With more than 500,000 people being diagnosed with liver cancer each year, it is no wonder that doctors would want to find some way of increasing the chance of living with such a disease. In a multinational study involving 602 people with advanced liver cancer, doctors discovered a treatment that will dramatically alter the way liver cancer patients are treated.

Receiving either two sugar pills or two sorafenib pills (the cancer fighting drug) each day, patients were monitored regarding the progress of their disease. Although most of the patients in the study eventually died, the patients on sorafenib lived an average of nearly 11 months, while those on the sugar pills lived only 8 months. Even though the medicated patients only lived three months longer, the breakthrough is unprecedented in medical history regarding liver cancer. "That may not sound like a lot of time, but for liver cancer, this is actually a quite impressive gain," said Dr. Nancy Davidson of Johns Hopkins' Bloomberg School of Public Health. "It is the first effective systemic treatment for liver cancer, which is such a huge problem internationally."

Sorafenib is doubly effective at attacking and hindering the growth of the cancer.
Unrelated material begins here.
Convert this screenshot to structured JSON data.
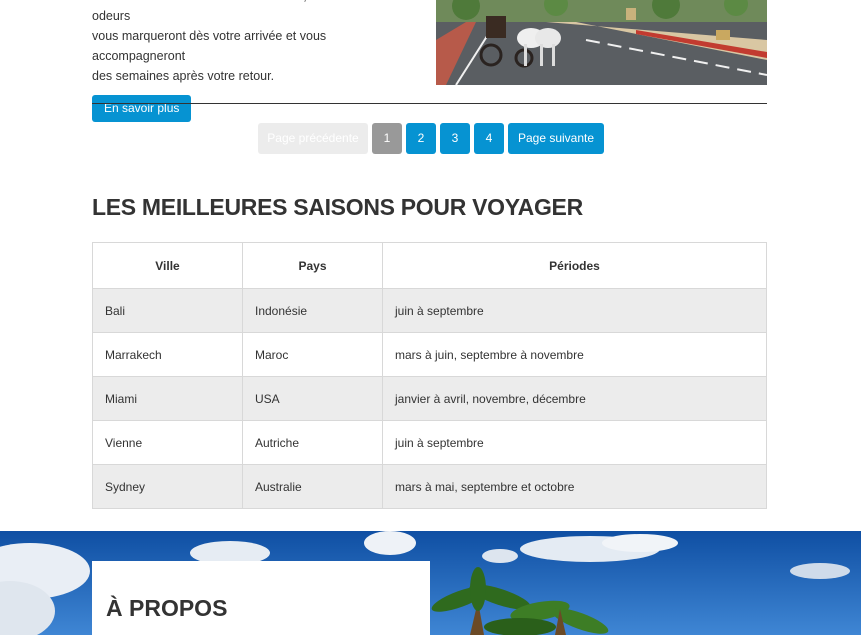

First, it directly attacks the individual cancer cells themselves, as well as cuts off the blood flow to these cells, in effect strangling the cells to death. But it doesn't just look for those cells in the liver. In fact, it hunts down any other cancer cells that have spread throughout the body. In the study, although the tumors didn't appear to shrink or disappear, in many cases the tumors didn't grow either, leading to the implication that if the liver cancer is caught early enough, this medication can at least allow the patient to live with the cancer, since it won't be growing or spreading to other parts of the body.